My WebSphere Support Technical Exchange (WSTE) in December on WebSphere Process Server - Service Component Architecture Common Problems and Solutions, covers the disadvantages of a synch-over-asynch pattern in detail. You can find them in this techdoc here.
So, how do you ensure you are not using a sync-over-async pattern. Its simple, what I do is take a look at the module in WebSphere Integration Developer (WID).
1. Are there any components that have an asynchronous implementation, for example:
- Java™ Component (POJO) that implements the ServiceAsyncImpl interface
- Long running business process
- Human tasks
- JMS import
- MQ import
2. Ensure other components are not invoking it in a synchronous manner. To find the invocation style read the developerWorks article here.
I have used a shortcut to spot a sync-over-async switch, you might also find it useful. There are certain components that will always perform a synchronous invocation, given certain conditions. You should avoid such components to be paired with components with asychronous implementation.
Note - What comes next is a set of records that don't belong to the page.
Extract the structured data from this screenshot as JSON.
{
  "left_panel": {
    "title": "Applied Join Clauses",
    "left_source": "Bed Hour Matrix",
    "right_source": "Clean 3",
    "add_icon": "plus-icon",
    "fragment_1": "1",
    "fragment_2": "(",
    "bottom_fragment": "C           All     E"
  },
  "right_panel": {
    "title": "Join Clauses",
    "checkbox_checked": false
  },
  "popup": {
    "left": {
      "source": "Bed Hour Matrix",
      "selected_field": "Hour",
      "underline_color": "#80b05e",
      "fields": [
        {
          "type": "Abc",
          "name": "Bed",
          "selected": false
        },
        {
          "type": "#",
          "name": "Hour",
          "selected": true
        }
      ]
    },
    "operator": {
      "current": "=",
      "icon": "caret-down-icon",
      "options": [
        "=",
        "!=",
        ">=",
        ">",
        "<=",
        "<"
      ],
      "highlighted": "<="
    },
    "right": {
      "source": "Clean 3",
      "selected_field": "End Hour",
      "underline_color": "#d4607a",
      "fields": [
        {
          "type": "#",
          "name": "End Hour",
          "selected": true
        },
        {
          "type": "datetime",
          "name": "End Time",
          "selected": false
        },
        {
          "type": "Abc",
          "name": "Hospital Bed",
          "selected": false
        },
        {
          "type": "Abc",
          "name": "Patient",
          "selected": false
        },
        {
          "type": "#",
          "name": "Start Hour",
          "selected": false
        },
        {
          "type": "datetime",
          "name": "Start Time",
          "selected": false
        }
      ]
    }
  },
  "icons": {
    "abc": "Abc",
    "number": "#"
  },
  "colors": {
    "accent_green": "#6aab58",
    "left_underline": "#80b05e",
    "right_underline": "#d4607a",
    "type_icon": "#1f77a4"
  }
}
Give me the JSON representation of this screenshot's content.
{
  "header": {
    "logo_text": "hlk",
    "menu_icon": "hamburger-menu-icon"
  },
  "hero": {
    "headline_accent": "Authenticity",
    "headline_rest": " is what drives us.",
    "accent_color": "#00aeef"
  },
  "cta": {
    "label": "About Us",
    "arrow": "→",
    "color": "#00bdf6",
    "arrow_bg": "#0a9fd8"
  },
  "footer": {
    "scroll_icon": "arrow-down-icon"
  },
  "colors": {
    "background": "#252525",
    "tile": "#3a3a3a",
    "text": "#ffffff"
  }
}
Because such a combination of components will invariably lead to a sync-over-asycn switch. For example, a web service export will always perform synchronous invocation, so if you have have a web service export invoke a long running bpel, you end up with sync-over-asycn switch. Another example would be a microflow invoking a MQ import for a request response operation. For a request response operation, microflow will always perform a synchronous invocation. And as a MQ import has an asynchronous implementation, you will end up with a sync-over-async switch.
To sum it up, please keep an eye for the scenarios below and avoid them.
- microflow->long running bpel (request response operation)
- microflow->message binding imports like MQ import (request response operation)
- WS export->long running bpel
- WS export->message binding imports like MQ import
In WebSphere Process Server V7 it gets better because you will see the following warning message displayed in the SystemOut.log when you are using a sync-over-async switch:
000000ac Core W CWSCA2011W: Service Component Architecture (SCA) is switching a synchronous call to an asynchronous call. Request will be sent in a new local transaction. Default timeout is 115000 milliseconds.